Each container in a pod has its own image. Currently, the only type of image supported is a Docker Image.
You create your Docker image and push it to a registry before referring to it in a kubernetes pod.
The image
property of a container supports the same syntax as the docker
command does, including private registries and tags.
Kubernetes has native support for the Google Container Regisry, when running on Google Compute Engine. If you are running your cluster on Google Compute Engine or Google Container Engine, simply use the full image name (e.g. gcr.io/my_project/image:tag) and the kubelet will automatically authenticate and pull down your private image.

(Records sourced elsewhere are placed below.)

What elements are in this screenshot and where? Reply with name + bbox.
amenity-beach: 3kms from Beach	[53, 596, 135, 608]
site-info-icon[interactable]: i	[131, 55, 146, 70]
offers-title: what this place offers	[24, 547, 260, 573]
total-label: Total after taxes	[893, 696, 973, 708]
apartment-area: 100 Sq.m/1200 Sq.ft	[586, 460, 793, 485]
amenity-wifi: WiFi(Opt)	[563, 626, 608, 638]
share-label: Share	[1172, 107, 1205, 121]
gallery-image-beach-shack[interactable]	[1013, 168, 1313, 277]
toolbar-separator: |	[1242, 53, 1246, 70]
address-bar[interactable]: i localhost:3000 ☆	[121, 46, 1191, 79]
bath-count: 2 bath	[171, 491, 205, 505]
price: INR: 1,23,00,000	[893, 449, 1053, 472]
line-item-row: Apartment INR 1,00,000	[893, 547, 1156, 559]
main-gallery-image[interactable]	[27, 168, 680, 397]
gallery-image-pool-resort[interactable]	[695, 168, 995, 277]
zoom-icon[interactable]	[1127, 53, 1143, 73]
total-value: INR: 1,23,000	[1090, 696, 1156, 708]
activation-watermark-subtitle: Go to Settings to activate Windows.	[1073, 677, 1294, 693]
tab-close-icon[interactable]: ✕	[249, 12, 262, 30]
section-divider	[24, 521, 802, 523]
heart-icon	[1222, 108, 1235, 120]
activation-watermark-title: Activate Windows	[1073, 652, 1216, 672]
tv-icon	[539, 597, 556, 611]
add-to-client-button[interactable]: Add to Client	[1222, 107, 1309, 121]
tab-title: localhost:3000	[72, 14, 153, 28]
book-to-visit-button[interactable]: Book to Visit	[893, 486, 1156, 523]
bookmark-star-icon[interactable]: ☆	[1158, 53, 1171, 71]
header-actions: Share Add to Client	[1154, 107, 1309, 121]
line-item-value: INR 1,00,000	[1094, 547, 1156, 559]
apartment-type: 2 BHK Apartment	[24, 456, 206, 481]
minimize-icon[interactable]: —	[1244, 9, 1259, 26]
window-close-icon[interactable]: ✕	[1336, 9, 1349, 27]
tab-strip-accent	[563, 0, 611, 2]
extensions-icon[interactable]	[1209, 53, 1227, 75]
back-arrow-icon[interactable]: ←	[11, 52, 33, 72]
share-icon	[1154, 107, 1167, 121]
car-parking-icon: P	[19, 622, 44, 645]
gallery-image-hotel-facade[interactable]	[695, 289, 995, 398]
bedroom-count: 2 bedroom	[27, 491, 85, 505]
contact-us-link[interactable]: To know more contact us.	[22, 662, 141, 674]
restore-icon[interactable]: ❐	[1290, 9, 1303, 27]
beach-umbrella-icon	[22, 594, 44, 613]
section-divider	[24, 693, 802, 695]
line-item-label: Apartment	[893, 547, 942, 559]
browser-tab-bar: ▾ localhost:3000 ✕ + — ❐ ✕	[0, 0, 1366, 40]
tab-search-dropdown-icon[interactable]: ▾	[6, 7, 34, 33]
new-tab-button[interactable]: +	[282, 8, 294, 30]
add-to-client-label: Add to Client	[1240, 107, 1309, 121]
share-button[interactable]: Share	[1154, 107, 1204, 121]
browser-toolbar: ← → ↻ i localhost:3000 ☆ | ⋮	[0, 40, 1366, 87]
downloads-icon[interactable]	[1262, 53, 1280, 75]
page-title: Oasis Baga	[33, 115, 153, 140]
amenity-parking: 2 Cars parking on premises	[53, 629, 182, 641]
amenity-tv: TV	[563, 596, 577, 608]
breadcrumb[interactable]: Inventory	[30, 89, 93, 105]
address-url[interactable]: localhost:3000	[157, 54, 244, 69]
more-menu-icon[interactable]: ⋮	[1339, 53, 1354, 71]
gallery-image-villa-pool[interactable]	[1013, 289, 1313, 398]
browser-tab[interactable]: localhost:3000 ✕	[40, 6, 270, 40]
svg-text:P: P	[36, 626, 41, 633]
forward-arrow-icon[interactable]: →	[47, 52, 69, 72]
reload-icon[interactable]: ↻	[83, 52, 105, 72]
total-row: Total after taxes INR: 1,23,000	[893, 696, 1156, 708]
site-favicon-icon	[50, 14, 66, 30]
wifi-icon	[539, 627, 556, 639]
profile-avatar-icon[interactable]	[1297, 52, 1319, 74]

Docker stores keys for private registries in a .dockercfg
file. Create a config file by running docker login <registry>.<domain>
and then copying the resulting .dockercfg
file to the kubelet working dir.
The kubelet working dir varies by cloud provider. It is /
on GCE and /home/core
on CoreOS. You can determine the working dir by running this command:
sudo ls -ld /proc/$(pidof kubelet)/cwd
on a kNode.
All users of the cluster will have access to any private registry in the .dockercfg
.
Be default, the kubelet will try to pull each image from the specified registry.
However, if the imagePullPolicy
property of the container is set to IfNotPresent
or Never
,
then a local image is used (preferentially or exclusively, respectively).
This can be used to preload certain images for speed or as an alternative to authenticating to a private registry.
Pull Policy is per-container, but any user of the cluster will have access to all local images.